About six people were also arrested but later released after it was found they were neighbours caught up in the raid, he said.
"With the key suspects killed and weapons recovered, the operation (has ended). It's still a big success in our war against terrorism," Adoli told Reuters.
Mwagomba Juma, a youth leader who lives in the area, said heavy gunfire, punctuated by at least two blasts, began in the early hours of the morning.
Dozens of police in bullet-proof vests and armed with automatic rifles combed the neighbourhood, just south of the port city of Mombasa, as nervous residents peered through their windows, witnesses said.
The instability has kept many foreign tourists away. The number of visitors to Kenya was down by a fifth in the first eight months of this year, a heavy blow to the tourism sector which is a main driver of east Africa's biggest economy.
In Nairobi, Kenyan police arrested Mohammed Dor, a legislator and prominent Muslim cleric from the coastal region, after he said he had no objection to funding the separatist Muslim Mombasa Republican Council if they approached him.
"He will be charged in a Kenyan court of law on Thursday for incitement to violence," Ireri Kamwende, Nairobi's provincial criminal investigation officer said.
Dor's arrest sparked fierce criticism of the police by Kenya's Muslim leaders, who said their community was now living in "fear" of the police.

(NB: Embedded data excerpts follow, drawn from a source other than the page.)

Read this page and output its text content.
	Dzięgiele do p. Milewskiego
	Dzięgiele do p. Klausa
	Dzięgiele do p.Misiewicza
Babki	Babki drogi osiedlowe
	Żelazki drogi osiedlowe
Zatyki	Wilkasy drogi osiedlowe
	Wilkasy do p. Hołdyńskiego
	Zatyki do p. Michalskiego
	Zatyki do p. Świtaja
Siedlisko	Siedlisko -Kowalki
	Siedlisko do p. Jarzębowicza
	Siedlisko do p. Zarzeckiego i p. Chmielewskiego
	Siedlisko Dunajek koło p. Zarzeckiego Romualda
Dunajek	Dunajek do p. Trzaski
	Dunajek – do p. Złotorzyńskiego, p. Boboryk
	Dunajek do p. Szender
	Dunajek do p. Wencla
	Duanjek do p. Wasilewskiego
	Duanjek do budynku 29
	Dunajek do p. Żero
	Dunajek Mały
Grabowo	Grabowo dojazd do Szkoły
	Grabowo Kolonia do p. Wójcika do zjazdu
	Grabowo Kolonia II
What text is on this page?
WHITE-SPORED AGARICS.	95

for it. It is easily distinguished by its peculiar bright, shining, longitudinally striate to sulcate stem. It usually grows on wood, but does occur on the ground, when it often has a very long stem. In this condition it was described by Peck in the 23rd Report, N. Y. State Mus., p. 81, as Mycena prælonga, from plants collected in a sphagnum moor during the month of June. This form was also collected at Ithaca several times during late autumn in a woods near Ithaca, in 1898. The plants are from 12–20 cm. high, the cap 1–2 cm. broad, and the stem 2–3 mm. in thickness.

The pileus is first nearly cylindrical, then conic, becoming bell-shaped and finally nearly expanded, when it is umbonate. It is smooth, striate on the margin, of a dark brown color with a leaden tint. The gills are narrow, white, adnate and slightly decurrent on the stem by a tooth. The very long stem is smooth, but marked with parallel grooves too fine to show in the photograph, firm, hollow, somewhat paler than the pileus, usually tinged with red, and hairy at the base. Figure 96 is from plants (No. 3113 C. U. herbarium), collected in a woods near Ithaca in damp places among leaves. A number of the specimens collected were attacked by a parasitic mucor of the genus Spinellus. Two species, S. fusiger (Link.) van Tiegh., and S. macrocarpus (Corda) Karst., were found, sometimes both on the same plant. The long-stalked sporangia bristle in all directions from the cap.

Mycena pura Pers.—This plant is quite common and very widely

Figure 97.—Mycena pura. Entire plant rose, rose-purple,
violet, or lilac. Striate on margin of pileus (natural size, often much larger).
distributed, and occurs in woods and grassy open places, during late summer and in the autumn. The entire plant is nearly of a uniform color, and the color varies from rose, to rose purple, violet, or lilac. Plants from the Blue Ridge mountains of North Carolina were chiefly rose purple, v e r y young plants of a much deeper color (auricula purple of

"We take this as a humiliation. It's not only an embarrassment, it is disgraceful," Abdullahi Abdi, chairman of the National Muslim Leaders Forum, told reporters in Nairobi.
Kenyan authorities have intensified a crackdown on the MRC movement which is seeking independence for the coastal region, a tourism and trade hub. The MRC says the region has suffered decades of social and economic marginalisation.
On Monday, MRC leader Omar Mwamnuadzi and 36 supporters were arrested. Kenya's government said last week it had information that the MRC intended to sow chaos during national school exams that began on Monday.
Though there are no known links between the MRC and al Shabaab, there is a sizeable community of indigenous Somalis in Nairobi and along the coast swelled by numerous Somali refugees fleeing conflict in their homeland.
They as well as Kenya's Muslims, who also make a large part of the coastal population, are thought to harbour some sympathies with the Somali militant group, as well as demands for secession for the coastal strip.